As well as comparing AthlonXP 2400+ to another AthlonXP 2400+ like I mention the different times I saw for it to complete 1M.

Just seeing lower timings based on the same CPU, I just don't seem to understand why that is.

SuperPi isn't just a CPU computational test, though primarily it is. It exercises the cache subsystem and a little bit of main RAM - whatever is necessary to figure out Pi to several million digits. Because the XS mod version reports to such precision, even at 1M you'll see performance differences merely by adjusting FSB, RAM timings, background processes, even hard disk file system and fragmentation. But these latter factors won't have nearly the effect of a gross overclock to the CPU.
 
This is my SPi1M score of my overclocked rig:
ASUS A8N5X NF4 A3Rev2 s939 PCIe
Athlon64 s939 Venice Rev E6 2.0GHz 512kB L2
2x512MB DDR-400 CL2.5 4-4-8 CR2 2.5v Patriot
Creative Labs Audigy 2 6.1
Inno3D GeForce 6600 256MB DDR2 350/700 PCIe
2x160GB Maxtor SATA 7200RPM 8MB Cache
1x120GB Maxtor IDE 7200RPM 8MB Cache
LG DVD-ROM 16x
Sony CD-RW 40x
420W Deluxe ATX 120mm low noise
Cooler Master Vortex all cooper 90mm low noise

Overclocked:
HTT 1120MHz 4x280MHz
CPU 2.8GHz 10x280MHz 1.55v
DDR 466MHz 2.5-3-3-6 CR1 2.8v
GPU 525, VideoRAM 830

http://forumz.tomshardware.com/hard...rums&file=viewtopic&t=186085&highlight=venice
superpi1mcpuz6bl.png
 
Marginally thought, some review sites use SuperPI to test RAM, but like its been said, these are all small things compared to sheer processor power.
 
Maybe you guys can help. Check my specs on the sig. I need a benchmark program to measure my RAM speed/effectiveness.
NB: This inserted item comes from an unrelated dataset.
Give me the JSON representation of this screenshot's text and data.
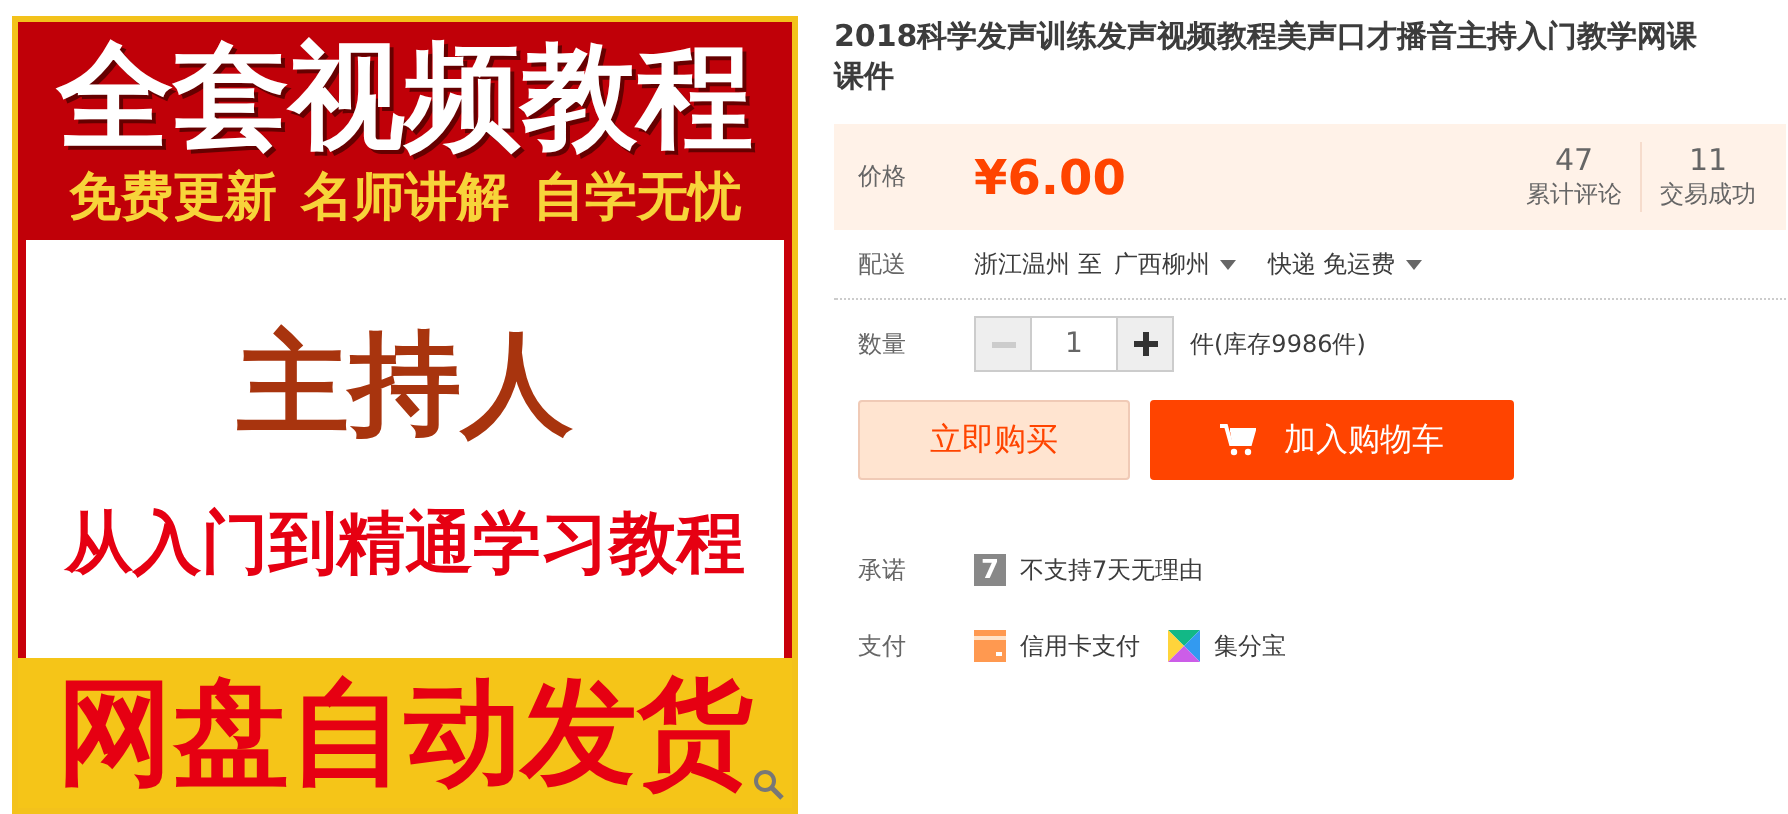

I changed my RAM out of the 1:1 divider (370 FSB, should be DDR740), but I used the 4:5 divider and made it 925Mhz.

I had to loosen my timings to 5-5-5-15 from 4-4-4-12.

I ran 3DMark06 and PCMark05. The results were worse (but just by very little).

Are there better programs to measure whether I should go with tighter timings or higher frequency?

PS. I used Sandra lite, and the mem bandwith was much better. Not sure how to interpret all this though. THANKS!